Those tax returns reveal that Inference’s entire operating budget came from $1.7 million in donations during its first three years (through August 2017, the latest reports available). These donations came from a single donor: Auzen LLC. Looking at corporate tax reports and other registration documents, it’s unclear whether Auzen LLC and another entity, Auzen Corporation, are involved in activities other than funding Inference. But those documents make it clear that Auzen LLC and Auzen Corporation are run by the same people — and they also state that the sole director of Auzen Corporation is Peter Thiel.
Thiel, whose net worth is estimated at $2.5 billion, is among the best-known venture capitalists in the world. In addition to co-founding Paypal, he was an early investor in big tech companies including Lyft, AirBnB, LinkedIn, and Facebook, where he is also a board member. Thiel is also the chairman and co-founder of Palantir, a CIA-backed data science company that analyzes surveillance from many U.S. government intelligence services.
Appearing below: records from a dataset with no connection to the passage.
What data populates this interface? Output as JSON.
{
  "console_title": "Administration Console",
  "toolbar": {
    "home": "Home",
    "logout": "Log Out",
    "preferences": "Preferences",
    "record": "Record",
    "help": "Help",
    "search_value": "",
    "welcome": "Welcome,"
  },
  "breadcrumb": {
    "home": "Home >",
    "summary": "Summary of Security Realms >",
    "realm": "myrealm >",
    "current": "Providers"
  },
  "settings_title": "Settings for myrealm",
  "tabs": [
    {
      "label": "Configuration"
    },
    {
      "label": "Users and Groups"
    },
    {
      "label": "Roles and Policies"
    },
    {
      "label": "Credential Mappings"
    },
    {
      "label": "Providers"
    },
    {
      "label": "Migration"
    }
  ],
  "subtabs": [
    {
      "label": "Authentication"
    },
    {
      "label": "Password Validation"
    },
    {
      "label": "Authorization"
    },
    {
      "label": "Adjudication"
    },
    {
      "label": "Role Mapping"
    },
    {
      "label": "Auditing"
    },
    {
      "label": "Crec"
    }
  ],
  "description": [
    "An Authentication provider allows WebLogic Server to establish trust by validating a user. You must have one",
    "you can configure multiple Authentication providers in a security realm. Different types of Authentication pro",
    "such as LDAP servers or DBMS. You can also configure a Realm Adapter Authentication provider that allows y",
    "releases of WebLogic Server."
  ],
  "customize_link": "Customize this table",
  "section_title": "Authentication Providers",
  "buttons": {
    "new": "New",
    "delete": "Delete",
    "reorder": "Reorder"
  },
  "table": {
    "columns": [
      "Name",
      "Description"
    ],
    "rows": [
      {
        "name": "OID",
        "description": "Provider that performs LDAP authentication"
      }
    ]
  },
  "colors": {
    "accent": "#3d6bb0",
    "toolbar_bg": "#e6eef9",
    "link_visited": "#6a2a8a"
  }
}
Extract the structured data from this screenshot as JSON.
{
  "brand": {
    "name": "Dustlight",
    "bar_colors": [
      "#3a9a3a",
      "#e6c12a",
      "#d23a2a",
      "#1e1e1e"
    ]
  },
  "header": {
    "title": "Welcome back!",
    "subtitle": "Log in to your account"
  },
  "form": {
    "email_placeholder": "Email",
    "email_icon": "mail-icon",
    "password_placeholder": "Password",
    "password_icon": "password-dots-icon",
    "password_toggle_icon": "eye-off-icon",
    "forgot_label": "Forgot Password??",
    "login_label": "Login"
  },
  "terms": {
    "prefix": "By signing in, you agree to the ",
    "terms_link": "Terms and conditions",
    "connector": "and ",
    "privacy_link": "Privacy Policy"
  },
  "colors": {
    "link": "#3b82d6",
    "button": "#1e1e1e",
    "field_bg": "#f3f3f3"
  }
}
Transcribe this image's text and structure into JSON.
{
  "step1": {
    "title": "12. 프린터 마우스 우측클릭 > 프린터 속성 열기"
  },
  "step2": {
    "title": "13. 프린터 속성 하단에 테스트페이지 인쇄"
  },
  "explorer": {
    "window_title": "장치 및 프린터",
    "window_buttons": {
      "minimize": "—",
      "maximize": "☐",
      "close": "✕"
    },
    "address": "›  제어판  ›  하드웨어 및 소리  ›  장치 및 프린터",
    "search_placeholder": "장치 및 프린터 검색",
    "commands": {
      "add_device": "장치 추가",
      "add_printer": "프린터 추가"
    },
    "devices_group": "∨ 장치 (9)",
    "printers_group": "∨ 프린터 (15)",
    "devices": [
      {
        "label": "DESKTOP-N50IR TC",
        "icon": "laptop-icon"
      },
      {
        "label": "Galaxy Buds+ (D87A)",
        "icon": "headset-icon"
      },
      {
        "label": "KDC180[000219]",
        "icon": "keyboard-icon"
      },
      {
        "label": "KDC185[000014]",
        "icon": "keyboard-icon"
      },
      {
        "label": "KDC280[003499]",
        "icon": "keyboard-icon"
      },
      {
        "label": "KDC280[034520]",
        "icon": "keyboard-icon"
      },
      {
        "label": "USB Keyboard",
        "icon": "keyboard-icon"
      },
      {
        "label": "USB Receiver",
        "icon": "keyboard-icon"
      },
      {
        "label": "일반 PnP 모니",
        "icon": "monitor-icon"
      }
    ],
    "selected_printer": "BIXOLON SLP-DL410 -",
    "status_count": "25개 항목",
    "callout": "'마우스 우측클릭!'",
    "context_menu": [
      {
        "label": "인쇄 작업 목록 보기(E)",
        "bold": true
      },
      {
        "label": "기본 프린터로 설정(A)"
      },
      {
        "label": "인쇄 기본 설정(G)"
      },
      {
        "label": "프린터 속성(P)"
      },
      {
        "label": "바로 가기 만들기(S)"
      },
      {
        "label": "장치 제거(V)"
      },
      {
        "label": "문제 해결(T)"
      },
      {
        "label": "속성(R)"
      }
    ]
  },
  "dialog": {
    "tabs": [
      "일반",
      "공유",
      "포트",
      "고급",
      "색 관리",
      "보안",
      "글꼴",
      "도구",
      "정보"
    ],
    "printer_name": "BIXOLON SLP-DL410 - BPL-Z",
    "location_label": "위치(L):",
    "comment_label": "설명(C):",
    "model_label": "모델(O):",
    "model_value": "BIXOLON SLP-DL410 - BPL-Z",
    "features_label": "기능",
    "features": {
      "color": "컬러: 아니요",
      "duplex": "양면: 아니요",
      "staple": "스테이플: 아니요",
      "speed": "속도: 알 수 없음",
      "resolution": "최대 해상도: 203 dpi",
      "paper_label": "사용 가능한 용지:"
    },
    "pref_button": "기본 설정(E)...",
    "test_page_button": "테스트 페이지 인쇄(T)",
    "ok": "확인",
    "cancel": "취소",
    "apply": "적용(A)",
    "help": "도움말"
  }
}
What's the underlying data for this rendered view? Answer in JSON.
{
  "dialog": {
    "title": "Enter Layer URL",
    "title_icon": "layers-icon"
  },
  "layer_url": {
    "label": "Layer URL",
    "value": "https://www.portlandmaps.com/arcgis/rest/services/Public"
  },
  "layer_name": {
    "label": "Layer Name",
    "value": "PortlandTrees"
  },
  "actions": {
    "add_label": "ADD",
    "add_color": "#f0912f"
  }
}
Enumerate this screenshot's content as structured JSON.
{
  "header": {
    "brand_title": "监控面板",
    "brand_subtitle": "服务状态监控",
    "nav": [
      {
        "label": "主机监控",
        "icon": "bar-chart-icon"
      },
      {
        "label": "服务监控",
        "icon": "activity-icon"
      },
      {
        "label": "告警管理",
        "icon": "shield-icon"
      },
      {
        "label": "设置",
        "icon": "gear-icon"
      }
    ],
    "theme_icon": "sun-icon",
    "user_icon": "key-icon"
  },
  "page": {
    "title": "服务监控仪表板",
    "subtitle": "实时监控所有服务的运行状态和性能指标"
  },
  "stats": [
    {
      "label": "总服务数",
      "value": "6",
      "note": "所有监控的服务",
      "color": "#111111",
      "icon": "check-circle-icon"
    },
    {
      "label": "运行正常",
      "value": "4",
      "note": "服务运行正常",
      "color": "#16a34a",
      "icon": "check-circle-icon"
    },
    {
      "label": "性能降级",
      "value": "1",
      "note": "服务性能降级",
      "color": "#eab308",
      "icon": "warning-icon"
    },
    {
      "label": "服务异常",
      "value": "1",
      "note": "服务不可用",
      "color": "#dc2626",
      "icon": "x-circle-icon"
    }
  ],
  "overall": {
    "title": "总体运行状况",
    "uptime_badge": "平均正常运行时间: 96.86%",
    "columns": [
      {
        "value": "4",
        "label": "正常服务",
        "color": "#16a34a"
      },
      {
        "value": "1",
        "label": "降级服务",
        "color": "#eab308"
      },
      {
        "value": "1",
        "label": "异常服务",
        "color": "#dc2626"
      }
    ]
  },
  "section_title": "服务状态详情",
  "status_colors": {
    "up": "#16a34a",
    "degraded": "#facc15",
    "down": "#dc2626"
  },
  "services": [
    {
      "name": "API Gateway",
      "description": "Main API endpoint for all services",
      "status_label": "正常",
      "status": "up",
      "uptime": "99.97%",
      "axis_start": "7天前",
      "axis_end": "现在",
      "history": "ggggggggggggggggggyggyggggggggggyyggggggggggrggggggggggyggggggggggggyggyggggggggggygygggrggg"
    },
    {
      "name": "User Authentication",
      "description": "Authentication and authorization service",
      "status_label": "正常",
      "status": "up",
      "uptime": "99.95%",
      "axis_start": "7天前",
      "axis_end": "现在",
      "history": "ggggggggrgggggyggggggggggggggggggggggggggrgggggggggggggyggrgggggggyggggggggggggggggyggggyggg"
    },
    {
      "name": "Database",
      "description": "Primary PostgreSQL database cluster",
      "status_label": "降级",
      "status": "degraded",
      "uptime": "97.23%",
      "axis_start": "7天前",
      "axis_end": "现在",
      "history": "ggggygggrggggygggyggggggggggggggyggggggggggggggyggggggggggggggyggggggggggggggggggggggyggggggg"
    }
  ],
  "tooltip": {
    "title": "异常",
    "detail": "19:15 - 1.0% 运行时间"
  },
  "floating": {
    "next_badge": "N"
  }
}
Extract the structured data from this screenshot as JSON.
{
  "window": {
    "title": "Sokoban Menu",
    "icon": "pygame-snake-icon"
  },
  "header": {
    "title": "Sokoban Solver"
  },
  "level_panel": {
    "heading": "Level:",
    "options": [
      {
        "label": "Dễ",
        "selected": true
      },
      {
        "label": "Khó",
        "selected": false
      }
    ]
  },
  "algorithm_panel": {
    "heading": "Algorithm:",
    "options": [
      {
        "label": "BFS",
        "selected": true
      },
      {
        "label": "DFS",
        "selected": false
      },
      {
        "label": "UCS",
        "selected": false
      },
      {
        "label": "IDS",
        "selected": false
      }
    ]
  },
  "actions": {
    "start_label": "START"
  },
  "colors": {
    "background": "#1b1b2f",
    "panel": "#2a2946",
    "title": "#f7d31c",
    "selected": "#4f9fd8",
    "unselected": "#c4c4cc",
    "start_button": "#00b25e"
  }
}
Jeremiah Hall, a spokesman for Thiel, declined a request for comment. Jory Shoell, who was CFO of Thiel Capital until May of last year and is listed in tax filings as the treasurer of Auzen Corporation from 2014 through 2018, also declined to comment, saying only: “I don’t actually work for Thiel Capital anymore and I can’t talk about Thiel Capital.” And Berlinski only said this about Inference’s finances: “I have nothing to say about identifying the sources of our funding.”
Curious, I asked Glashow, the Nobel-Prize-winning physicist and, as of early 2018, editor-at-large at Inference, what he made of the junk science and Berlinski. He agreed that Berlinski “has had a history of questioning evolution, yes,” but “that is no longer a policy of the journal, as you can see from recent issues.
“I looked at the last three issues, and I saw nothing offensive whatever,” Glashow added, “nor do I detect anything indicating such an editorial policy from my discussions with David and with the sponsor of the magazine.”
Glashow later said he “believed” that the sponsor was Thiel — and added that he was “busily searching for an alternative or supplementary sponsor.”
Another new member of Inference’s editorial board, Richard Roberts, was initially surprised to hear about Inference’s history of publishing articles arguing against evolution. But when I sent him the relevant articles, he was dismissive. “The problem I have with most of these articles is that they [are] repetitive of earlier arguments against Darwinian evolution. In my mind this would have been reason to reject them,” Roberts wrote by email. “However, with Shelly Glashow taking a leading role I am not expecting a lot of articles to be published that are clearly at odds with state-of-the-art science.”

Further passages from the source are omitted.